Take home message: An FiO2 >50% is a simple and low cost intervention for spinal surgery that is associated with a decreased risk of surgical site infection in this study.
12. Practice advisory on anesthetic care for magnetic resonance imaging: a report by the Society of Anesthesiologists Task Force on Anesthetic Care for Magnetic Resonance Imaging. Anesthesiology. 2009 Mar;110(3):459-79. [Article]
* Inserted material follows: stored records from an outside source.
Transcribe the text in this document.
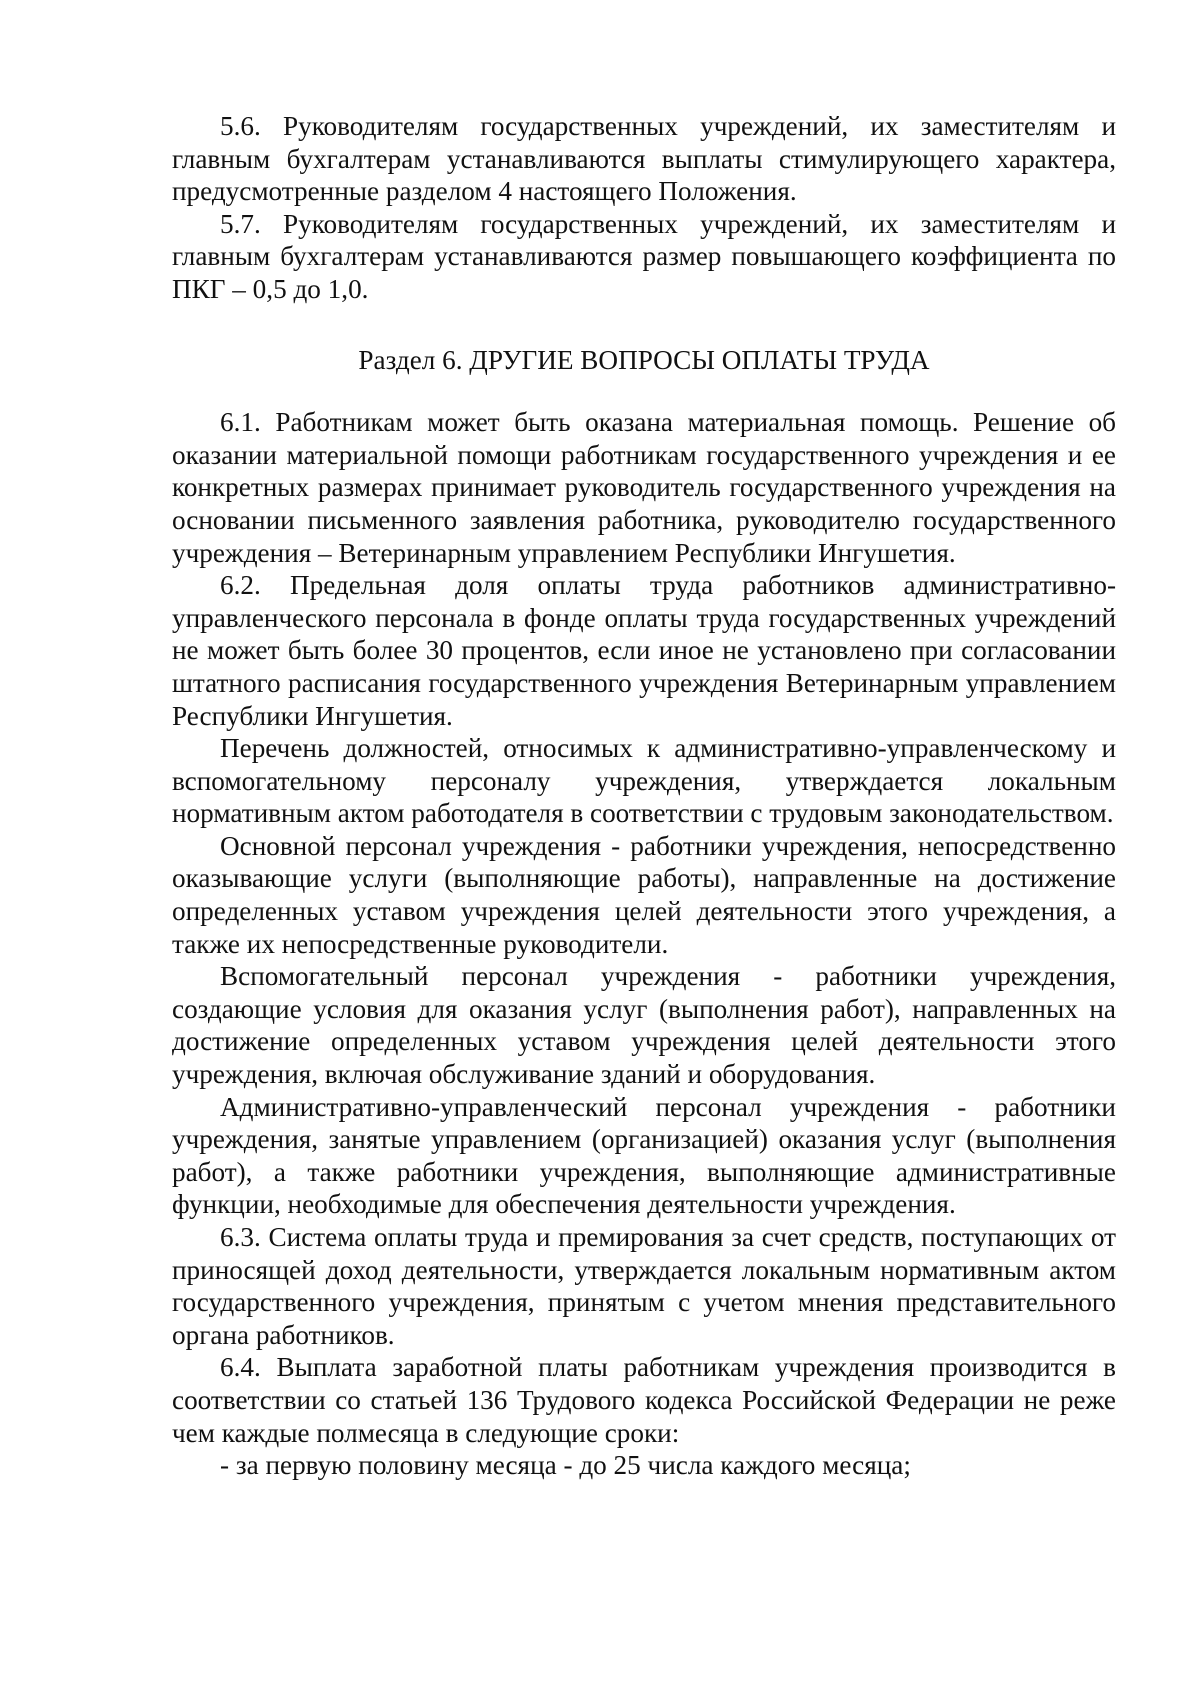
5.6. Руководителям государственных учреждений, их заместителям и главным бухгалтерам устанавливаются выплаты стимулирующего характера, предусмотренные разделом 4 настоящего Положения.

5.7. Руководителям государственных учреждений, их заместителям и главным бухгалтерам устанавливаются размер повышающего коэффициента по ПКГ – 0,5 до 1,0.

Раздел 6. ДРУГИЕ ВОПРОСЫ ОПЛАТЫ ТРУДА

6.1. Работникам может быть оказана материальная помощь. Решение об оказании материальной помощи работникам государственного учреждения и ее конкретных размерах принимает руководитель государственного учреждения на основании письменного заявления работника, руководителю государственного учреждения – Ветеринарным управлением Республики Ингушетия.

6.2. Предельная доля оплаты труда работников административно-управленческого персонала в фонде оплаты труда государственных учреждений не может быть более 30 процентов, если иное не установлено при согласовании штатного расписания государственного учреждения Ветеринарным управлением Республики Ингушетия.

Перечень должностей, относимых к административно-управленческому и вспомогательному персоналу учреждения, утверждается локальным нормативным актом работодателя в соответствии с трудовым законодательством.

Основной персонал учреждения - работники учреждения, непосредственно оказывающие услуги (выполняющие работы), направленные на достижение определенных уставом учреждения целей деятельности этого учреждения, а также их непосредственные руководители.

Вспомогательный персонал учреждения - работники учреждения, создающие условия для оказания услуг (выполнения работ), направленных на достижение определенных уставом учреждения целей деятельности этого учреждения, включая обслуживание зданий и оборудования.

Административно-управленческий персонал учреждения - работники учреждения, занятые управлением (организацией) оказания услуг (выполнения работ), а также работники учреждения, выполняющие административные функции, необходимые для обеспечения деятельности учреждения.

6.3. Система оплаты труда и премирования за счет средств, поступающих от приносящей доход деятельности, утверждается локальным нормативным актом государственного учреждения, принятым с учетом мнения представительного органа работников.

6.4. Выплата заработной платы работникам учреждения производится в соответствии со статьей 136 Трудового кодекса Российской Федерации не реже чем каждые полмесяца в следующие сроки:

- за первую половину месяца - до 25 числа каждого месяца;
This is a practice advisory intended to assist anaesthesia related decision making in the MRI suite. It emphasizes the importance of having pre-procedure screening for patient and personnel, as well as having a detailed plan that includes: compatible monitoring, airway management, inhalational vs intravenous anaesthesia, positioning of patient/anaesthetist/equipment and management of emergencies either with the patient or the magnet (projectile, quench, fire).
Take home message: The MRI suite is a hazardous place to conduct anaesthesia due to direct and indirect effects of the strong magnetic field present. Hazards include noise, heating, potential for projectiles, medically unstable patients and limitations in compatible anaesthesia equipment/monitoring as well as availability of emergency assistance.
Other articles of potential specific interest:
Ultrasound guidance compared with electrical
neurostimulation for peripheral nerve block: a systematic review
and meta-analysis of randomized controlled trials. Br J
Anaesth. 2009 Mar;102(3):408-17.
Cardiac surgery in the parturient. Anesth Analg. 2009 Mar;108(3):777-85.
Editorial: Is fast-track cardiac anesthesia now the global standard of care? Anesth Analg. 2009 Mar;108(3):689-91.
Patient sex an its influence on general anaesthesia. Anaesth Intensive Care. 2009 Mar;37(2):207-218. Transfusion-related acute lung injury: current concepts for the clinician. Anesth Analg. 2009 Mar;108(3):770-6.